Il aura fallu attendre la 59e édition du Salon international de l’agriculture (SIA) pour qu’un organisme dédié à la transition alimentaire vers le végétal y soit représenté. Et pour décrocher son stand, l’Observatoire national des alimentations végétales (Onav) a montré patte blanche. «Il m’a fallu expliquer qu’on n’était pas là pour critiquer l’élevage ou faire la promotion du véganisme, rapporte Florimond Peureux, son président. J’ai insisté lourdement sur le fait qu’on n’avait aucun lien avec les associations militantes, qu’on était juste là pour fournir de l’information.»
Malgré ces efforts et quelques jours après un accord tacite, «on nous a dit que notre présence avait fait grincer des dents en coulisse». D’abord envisagée au pavillon 4 (le pavillon institutionnel), la jeune organisation est finalement assignée au pavillon 2.2, dédié aux «cultures et filières végétales, jardin et potager». La directrice du SIA, Valérie Le Roy, évoque une «cohérence de nomenclature». Le stand de 50m² se retrouve donc coincé entre un vendeur de tables en mosaïque et un stand de perches télescopiques. Pas vraiment ce qu’avait imaginé l’organisation, dont l’objectif est d’accompagner la démocratisation des alimentations végétales. «Beaucoup de personnes souhaitent nous parler, et elles sont toutes au pavillon institutionnel. Là, on va les rater, regrette Florimond Peureux. C’est une opportunité gâchée.»

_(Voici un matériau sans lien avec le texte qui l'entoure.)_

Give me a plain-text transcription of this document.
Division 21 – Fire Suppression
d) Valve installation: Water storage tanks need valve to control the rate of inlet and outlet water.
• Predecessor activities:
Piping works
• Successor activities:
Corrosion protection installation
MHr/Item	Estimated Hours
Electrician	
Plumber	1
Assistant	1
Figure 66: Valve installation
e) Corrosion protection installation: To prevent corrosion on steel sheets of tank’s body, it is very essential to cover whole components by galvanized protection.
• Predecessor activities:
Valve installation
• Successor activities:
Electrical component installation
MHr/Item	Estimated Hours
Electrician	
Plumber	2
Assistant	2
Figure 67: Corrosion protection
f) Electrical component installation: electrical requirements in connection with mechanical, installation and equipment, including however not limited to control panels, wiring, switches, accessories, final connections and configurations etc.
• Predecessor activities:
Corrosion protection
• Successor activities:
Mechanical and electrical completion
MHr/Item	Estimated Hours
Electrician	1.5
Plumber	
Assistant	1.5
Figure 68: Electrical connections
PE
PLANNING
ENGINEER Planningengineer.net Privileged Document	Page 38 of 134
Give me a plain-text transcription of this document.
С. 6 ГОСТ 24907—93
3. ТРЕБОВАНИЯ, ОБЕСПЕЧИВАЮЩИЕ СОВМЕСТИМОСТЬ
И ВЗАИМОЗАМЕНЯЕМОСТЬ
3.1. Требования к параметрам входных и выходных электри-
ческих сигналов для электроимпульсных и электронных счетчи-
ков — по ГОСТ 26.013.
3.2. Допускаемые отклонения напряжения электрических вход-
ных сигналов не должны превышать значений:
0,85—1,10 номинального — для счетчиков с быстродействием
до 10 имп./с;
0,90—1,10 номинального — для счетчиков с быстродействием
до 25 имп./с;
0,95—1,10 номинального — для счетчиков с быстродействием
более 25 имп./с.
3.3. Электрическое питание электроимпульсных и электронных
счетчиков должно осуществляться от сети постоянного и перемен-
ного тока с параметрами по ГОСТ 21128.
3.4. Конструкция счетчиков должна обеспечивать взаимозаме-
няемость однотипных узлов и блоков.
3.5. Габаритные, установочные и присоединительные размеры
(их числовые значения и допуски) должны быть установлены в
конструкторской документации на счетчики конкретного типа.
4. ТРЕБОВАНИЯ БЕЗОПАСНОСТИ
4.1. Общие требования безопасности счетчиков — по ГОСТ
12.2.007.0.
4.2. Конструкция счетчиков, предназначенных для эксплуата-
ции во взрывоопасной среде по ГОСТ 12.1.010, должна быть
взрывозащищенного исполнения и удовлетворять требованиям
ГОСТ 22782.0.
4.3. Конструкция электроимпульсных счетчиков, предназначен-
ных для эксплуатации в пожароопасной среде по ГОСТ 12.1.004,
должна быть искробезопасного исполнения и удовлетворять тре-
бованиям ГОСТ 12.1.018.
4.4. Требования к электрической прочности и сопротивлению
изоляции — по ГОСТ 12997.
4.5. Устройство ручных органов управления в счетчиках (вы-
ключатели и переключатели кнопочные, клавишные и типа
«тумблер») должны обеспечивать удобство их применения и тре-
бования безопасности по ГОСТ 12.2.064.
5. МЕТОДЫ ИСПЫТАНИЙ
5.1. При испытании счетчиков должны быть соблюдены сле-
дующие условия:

L’Onav conçoit sa venue au SIA comme une «case à cocher», une étape nécessaire pour gagner en respectabilité et se rapprocher des réseaux d’influence, fermés aux associations jugées trop militantes. «La question de la végétalisation s’institutionnalise, conquiert les clubs de réflexion sur l’alimentation, les groupes de travail à l’Assemblée nationale». Peu après l’annonce de sa présence au SIA, l’organisation a rejoint le groupe de travail sur l’alimentation de la SNBC (Stratégie nationale bas-carbone), feuille de route du gouvernement pour atteindre la neutralité carbone d’ici à 2050.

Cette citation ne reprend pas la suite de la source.